Corresponding author: S. K. W. Tsui PhD, School of Biomedical Sciences, The Chinese University of Hong Kong, Shatin, NT, Hong Kong, China
E-mail: kwtsui@cuhk.edu.hk

Abstract

Clin Microbiol Infect 2012; 18: 1126–1133

Abstract

A low level of CD4+ lymphocyte cells makes end-stage HIV/AIDS patients highly susceptible to microbial infections. We have adopted the next generation sequencing method to identify the spectrum of bacterial plasma and viral elements that might be present in these patients. The HIV/AIDS plasma microbiome was dominated by bacterial elements in the taxonomical order Pseudomonadales, while healthy people carried fewer bacterial DNA in the plasma.
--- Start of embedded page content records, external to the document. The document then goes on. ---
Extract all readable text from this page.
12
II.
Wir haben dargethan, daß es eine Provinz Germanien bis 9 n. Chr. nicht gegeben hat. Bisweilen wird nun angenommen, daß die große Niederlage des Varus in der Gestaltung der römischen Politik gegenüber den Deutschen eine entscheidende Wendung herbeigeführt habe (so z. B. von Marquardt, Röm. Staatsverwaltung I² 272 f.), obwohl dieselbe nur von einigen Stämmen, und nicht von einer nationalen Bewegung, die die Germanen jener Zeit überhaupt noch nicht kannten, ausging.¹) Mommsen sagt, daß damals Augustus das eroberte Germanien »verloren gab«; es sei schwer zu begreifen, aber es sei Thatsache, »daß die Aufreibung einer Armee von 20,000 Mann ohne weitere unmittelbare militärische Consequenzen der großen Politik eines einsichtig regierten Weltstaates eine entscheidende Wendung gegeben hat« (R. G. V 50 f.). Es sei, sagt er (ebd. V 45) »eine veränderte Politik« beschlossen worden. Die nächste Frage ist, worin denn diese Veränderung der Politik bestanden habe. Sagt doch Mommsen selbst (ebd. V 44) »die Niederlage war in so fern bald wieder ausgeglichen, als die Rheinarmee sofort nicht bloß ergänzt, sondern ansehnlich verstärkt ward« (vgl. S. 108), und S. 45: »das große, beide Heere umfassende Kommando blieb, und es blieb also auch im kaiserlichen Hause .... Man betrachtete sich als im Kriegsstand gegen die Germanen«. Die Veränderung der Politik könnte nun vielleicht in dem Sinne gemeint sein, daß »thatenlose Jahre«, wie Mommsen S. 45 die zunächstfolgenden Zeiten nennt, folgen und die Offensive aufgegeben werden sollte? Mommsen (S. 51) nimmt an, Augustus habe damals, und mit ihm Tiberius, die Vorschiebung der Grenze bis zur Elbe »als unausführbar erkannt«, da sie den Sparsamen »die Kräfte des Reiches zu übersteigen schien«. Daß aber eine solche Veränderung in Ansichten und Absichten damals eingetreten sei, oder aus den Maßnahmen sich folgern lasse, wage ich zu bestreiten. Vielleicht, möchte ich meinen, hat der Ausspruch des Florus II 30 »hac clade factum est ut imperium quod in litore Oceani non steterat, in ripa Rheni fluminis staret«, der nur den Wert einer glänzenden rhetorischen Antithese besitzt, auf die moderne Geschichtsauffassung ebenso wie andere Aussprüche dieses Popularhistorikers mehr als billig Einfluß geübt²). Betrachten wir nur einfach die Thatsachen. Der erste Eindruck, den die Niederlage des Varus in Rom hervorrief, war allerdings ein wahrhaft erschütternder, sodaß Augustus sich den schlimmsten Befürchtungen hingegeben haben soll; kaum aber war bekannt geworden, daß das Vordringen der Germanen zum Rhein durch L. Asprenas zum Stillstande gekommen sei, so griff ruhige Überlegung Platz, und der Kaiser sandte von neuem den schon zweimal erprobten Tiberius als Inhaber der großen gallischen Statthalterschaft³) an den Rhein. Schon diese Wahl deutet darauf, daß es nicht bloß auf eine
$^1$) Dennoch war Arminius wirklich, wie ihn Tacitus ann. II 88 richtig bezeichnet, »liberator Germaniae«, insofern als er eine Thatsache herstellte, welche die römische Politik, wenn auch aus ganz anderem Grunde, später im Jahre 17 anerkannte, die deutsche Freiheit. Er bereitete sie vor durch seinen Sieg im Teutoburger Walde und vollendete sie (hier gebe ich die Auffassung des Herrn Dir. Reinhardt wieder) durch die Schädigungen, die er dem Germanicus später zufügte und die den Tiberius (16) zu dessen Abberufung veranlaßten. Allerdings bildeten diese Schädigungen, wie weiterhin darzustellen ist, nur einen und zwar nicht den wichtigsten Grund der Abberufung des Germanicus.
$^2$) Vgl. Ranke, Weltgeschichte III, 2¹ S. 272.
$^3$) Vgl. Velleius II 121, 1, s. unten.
We have found that many of the bacterial elements in HIV/AIDS plasma are similar to those of the microbes found in the human gut, suggesting potential acquisition of microbial elements from the gut. The HIV/AIDS and normal plasma DNA virome shared some similarities in the presence of common ubiquitous eukaryotic viruses. The normal DNA virome was mainly composed of viruses from Anelloviridae. In contrast, the HIV/AIDS DNA virome contained a large proportion of bacteriophages, endogenous retroviruses and a non-human virus. In addition, several sequences, which might belong to novel bacteria or endogenous retroviruses, were identified. Taken together, the use of high-throughput sequencing technology in unveiling microbial metagenomics may facilitate future research in combating HIV/AIDS and its associated microbial complications.